Most cellular mediators are produced by monocyte-macrophages, polymorphonuclear neutrophils, and endothelial cells, but they can also be derived from lymphocytes, platelets, alveolar cells, and fibroblasts.
Cytokines, secreted by macrophages and monocytes after stimulation by endotoxins, constitute a class of peptide molecules with effects on either the cells that produced them (autocrine effect) or more distant target cells (paracrine effect). These molecules are tumor necrosis factor-a and interleukins 1, 6, and 8 (IL-1, IL-6, and IL-8). The sequential release of the interleukins is consecutive to that of tumor necrosis factor-a. Their effects are mainly exerted on polymorphonuclear neutrophils, endothelial cells, and certain target organs such as the liver (where they stimulate production of acute phase reactant proteins). IL-8, which is produced by numerous cell types, is a chemoattractant, stimulates adhesion, and powerfully activates polymorphonuclear neutrophils.

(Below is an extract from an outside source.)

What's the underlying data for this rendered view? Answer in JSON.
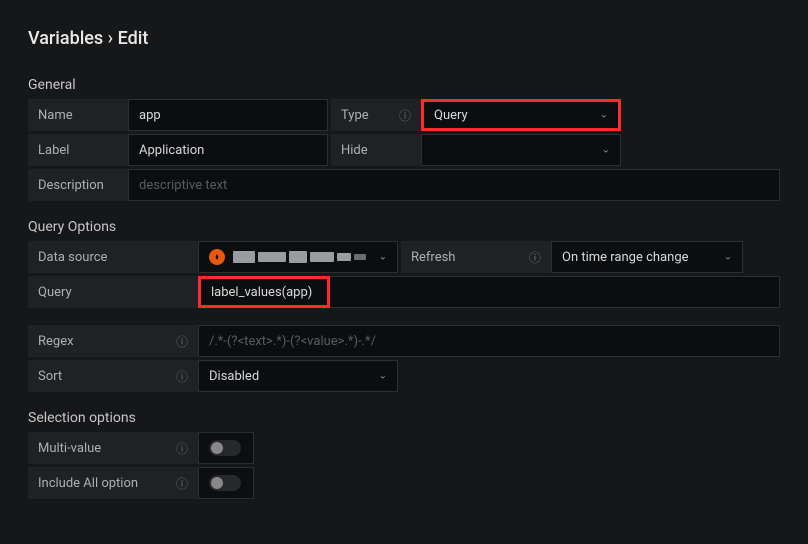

IL-12, which has recently been implicated in the pathogenesis of ARDS, acts by stimulating lymphocytes. High levels of tumor necrosis factor-a, IL-1, IL-6, and IL-8 are found in the plasma and bronchoalveolar lavage fluid during ARDS. Levels of tumor necrosis factor-a have been found to correlate with the incidence and intensity of the syndrome. A genetically determined variability in the capacity to produce cytokines, and therefore to develop ARDS, has also been invoked.
Among the lipid substances (prostanoids, leukotrienes, platelet activating factor) formed from phospholipids de-esterified by phospholipase A 2, thromboxane A2 has been considered to be an early mediator with a role in the development of ARDS. In effect, its liberation precedes that of prostacyclin and the leukotrienes. None of the lipid mediators found in plasma or bronchoalveolar lavage fluid is considered to be specific to ARDS, but their varied actions (vasoconstriction, vasodilation, bronchoconstriction, chemotaxis, cellular activation) appear to confirm a key position in the generalization and maintenance of the inflammatory reaction seen during the syndrome.
Active oxygen species and free radicals (superoxide anion, hydrogen peroxide, the hydroxyl radical, hypochlorous acid, singlet oxygen) are produced by stimulated phagocytic cells. They are responsible for lipid peroxidation reactions and for molecular and tissue damage. They are also believed to be at the origin of oxidative stress and are considered to play an important role in the intracellular activation of nuclear transcription regulatory factors (such as NF _B), the synthesis of messenger RNA, the induction of protein synthesis, and the triggering of apoptosis. Other sources of activated oxygen species are the mitochondria, the ischemic organs (by the action of xanthine oxidase), and free plasma hemoglobin. Their short half-lives make direct detection of these species difficult, but the time course of plasma concentrations of antioxidant molecules and specific antiradical enzymes (such as superoxide dismutase, catalase, and glutathione peroxidase) indirectly suggests their presence.
The adhesion receptors found on cell surfaces play an important role by favoring cellular interactions. They belong to the family of the selectins and the integrins, and the immunoglobulin superfamily. Their expression is modulated during the inflammatory reaction by the influence of endotoxins and cytokines; it is increased by the action of stimulated polymorphonuclear neutrophils and by numerous signal molecules such as platelet activating factor and IL-8.
During shock states and inflammatory reactions, cells produce heat shock proteins. These peptides are chemotactic and immunosuppressive, and as yet their role is poorly characterized (protection from or propagation of the inflammatory reaction).